Bien que n'étant pas un nom familier, Delphi émergerait de la transaction boursière complexe avec 200 000 employés et se classerait comme la 25e plus grande entreprise du pays - plus grande qu'Intel, Chase Manhattan ou Lockheed Martin.
Delphi, qui a réalisé un chiffre d'affaires de 31,4 milliards de dollars en 1997, produit des bougies d'allumage, des radiateurs et des composants de direction, entre autres. L'accord est évalué par les analystes à plus de 10 milliards de dollars.
Bien que attendue depuis longtemps, l'annonce de l'accord intervient seulement cinq jours après que le constructeur automobile géant a réglé un conflit de travail de 54 jours qui a éclaté en partie à cause du désir de GM de fermer les opérations Delphi inefficaces.

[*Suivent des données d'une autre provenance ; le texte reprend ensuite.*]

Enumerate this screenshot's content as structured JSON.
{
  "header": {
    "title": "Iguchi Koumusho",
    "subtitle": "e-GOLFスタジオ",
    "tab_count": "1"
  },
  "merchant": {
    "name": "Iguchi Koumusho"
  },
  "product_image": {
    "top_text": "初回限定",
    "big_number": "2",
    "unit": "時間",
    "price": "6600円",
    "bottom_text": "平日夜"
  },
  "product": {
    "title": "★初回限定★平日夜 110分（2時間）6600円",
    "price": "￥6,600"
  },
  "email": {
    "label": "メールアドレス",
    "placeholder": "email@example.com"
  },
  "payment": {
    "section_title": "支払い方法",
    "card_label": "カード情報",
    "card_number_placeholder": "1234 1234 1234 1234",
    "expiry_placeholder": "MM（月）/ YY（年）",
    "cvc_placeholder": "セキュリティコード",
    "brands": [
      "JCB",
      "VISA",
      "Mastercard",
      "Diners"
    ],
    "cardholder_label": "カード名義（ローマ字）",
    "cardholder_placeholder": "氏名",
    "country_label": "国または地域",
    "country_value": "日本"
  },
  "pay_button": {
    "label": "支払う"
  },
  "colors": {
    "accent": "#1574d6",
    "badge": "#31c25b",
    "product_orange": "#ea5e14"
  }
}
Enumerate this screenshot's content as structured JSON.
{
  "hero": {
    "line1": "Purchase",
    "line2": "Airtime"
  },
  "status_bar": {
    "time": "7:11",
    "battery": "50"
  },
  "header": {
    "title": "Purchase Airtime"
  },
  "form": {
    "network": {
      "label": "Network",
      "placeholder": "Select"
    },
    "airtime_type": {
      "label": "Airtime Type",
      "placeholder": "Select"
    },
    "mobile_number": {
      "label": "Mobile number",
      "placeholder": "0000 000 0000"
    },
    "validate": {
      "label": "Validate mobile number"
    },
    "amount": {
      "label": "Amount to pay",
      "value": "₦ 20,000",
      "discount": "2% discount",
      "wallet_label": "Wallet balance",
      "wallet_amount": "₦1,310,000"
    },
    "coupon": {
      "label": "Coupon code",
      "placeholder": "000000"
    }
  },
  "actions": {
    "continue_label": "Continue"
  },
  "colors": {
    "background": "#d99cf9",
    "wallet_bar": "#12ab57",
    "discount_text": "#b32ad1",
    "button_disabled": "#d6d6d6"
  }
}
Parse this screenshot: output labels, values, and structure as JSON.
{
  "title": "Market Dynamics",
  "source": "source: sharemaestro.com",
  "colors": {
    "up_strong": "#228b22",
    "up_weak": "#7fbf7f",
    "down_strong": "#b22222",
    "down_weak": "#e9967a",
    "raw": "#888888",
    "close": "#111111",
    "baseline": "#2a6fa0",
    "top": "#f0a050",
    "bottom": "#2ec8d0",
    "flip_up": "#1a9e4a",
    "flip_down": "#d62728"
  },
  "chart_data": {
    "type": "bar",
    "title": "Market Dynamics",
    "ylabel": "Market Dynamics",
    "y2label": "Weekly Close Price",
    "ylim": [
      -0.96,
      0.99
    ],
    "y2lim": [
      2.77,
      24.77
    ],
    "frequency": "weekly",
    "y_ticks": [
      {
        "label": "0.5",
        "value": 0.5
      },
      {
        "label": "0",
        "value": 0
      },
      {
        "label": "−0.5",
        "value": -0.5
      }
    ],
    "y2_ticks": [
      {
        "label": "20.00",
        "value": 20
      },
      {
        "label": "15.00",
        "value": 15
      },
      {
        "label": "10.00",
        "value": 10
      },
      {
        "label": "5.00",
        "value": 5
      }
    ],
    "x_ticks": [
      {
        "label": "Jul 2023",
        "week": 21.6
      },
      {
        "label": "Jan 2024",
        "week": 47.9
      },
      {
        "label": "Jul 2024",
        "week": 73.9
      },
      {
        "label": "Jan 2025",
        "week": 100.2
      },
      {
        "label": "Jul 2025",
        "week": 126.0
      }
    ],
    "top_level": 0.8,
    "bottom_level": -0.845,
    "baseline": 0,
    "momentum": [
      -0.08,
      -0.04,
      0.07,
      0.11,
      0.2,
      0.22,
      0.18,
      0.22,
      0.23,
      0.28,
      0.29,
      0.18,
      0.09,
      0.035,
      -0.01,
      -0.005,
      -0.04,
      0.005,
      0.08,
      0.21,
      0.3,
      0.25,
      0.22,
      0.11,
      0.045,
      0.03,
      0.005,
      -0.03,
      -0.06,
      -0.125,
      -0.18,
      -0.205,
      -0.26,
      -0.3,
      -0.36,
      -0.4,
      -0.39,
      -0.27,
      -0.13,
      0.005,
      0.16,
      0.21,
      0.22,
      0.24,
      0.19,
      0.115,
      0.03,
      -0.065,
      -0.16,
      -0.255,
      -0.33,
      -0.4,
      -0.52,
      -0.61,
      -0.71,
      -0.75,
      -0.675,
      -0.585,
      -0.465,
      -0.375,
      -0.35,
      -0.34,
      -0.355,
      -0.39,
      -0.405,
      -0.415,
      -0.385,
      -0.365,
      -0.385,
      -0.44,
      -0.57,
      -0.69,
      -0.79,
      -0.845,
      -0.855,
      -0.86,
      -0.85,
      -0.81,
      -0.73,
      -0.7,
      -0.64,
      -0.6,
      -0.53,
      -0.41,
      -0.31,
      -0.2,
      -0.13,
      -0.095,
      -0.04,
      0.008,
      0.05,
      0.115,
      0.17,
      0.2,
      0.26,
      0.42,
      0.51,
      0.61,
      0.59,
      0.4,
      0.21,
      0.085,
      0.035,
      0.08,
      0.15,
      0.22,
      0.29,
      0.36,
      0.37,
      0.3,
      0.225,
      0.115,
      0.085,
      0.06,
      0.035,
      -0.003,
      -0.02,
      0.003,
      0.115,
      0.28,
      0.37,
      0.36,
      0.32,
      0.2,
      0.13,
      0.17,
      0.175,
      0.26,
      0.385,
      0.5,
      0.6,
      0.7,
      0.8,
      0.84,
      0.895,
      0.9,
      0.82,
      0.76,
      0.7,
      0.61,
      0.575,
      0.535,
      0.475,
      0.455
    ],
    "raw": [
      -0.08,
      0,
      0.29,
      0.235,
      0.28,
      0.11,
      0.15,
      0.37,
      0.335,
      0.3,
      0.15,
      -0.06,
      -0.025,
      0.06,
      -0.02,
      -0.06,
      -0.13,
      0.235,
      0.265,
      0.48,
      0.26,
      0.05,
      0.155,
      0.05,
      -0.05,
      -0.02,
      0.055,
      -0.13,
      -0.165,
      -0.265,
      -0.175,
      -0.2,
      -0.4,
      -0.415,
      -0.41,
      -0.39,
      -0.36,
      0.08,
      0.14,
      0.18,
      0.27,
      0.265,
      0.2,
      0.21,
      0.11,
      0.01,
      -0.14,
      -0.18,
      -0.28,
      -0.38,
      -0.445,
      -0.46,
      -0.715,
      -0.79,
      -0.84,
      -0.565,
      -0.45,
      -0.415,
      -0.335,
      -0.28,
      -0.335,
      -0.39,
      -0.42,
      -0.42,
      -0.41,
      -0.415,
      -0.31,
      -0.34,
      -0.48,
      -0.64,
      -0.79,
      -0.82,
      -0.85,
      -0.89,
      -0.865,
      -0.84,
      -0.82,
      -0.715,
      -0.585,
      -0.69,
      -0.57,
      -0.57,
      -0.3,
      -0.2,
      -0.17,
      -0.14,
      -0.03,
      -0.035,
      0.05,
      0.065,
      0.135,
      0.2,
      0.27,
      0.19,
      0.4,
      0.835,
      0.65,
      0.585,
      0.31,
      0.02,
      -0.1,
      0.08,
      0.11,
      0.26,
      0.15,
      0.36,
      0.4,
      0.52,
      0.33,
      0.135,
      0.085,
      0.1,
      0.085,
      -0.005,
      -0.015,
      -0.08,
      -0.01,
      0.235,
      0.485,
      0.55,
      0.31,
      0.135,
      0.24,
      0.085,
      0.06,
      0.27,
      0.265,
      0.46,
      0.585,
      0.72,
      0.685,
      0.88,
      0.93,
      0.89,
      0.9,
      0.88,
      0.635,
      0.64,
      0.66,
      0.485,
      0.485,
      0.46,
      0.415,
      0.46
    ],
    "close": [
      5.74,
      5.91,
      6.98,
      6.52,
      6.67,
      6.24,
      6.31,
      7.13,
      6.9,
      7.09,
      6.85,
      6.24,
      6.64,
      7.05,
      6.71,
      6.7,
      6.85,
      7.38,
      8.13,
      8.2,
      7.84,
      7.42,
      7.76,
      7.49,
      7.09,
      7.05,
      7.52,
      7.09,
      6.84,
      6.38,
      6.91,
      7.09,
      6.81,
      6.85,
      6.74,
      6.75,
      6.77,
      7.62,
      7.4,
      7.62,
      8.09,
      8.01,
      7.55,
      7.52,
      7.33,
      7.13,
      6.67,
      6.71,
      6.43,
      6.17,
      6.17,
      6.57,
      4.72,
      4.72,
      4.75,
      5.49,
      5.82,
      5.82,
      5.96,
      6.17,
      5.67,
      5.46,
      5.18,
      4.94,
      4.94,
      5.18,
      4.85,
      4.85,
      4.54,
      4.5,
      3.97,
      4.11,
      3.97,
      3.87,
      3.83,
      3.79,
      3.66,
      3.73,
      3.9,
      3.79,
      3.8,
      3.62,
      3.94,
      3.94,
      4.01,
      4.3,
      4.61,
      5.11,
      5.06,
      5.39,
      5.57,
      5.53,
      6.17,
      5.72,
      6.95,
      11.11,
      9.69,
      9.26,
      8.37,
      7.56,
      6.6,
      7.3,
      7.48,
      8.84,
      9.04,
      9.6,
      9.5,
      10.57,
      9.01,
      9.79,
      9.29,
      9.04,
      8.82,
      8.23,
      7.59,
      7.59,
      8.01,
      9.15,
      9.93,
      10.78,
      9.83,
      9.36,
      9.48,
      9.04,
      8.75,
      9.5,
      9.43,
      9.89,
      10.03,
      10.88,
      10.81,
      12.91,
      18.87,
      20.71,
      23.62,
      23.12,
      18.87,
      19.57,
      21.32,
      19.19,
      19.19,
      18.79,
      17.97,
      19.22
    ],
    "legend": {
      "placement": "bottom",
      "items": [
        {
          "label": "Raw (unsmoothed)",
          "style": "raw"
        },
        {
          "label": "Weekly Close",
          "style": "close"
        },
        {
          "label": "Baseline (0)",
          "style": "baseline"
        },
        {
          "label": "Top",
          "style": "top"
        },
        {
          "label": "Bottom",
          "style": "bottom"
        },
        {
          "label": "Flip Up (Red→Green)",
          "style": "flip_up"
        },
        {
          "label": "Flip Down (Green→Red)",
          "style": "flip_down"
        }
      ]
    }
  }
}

Le syndicat United Auto Workers s'est toujours opposé à la cession de Delphi et a vivement réagi lundi soir à l'annonce de GM, affirmant qu'il ferait tout ce qui est nécessaire pour protéger les emplois des employés horaires de Delphi.
Le président de GM, John F. Smith Jr., a déclaré que la vente de Delphi représente un changement historique et stratégique loin de l'intégration verticale, dans laquelle GM produit tout, de la plus petite pièce à l'assemblage et à la livraison d'un véhicule.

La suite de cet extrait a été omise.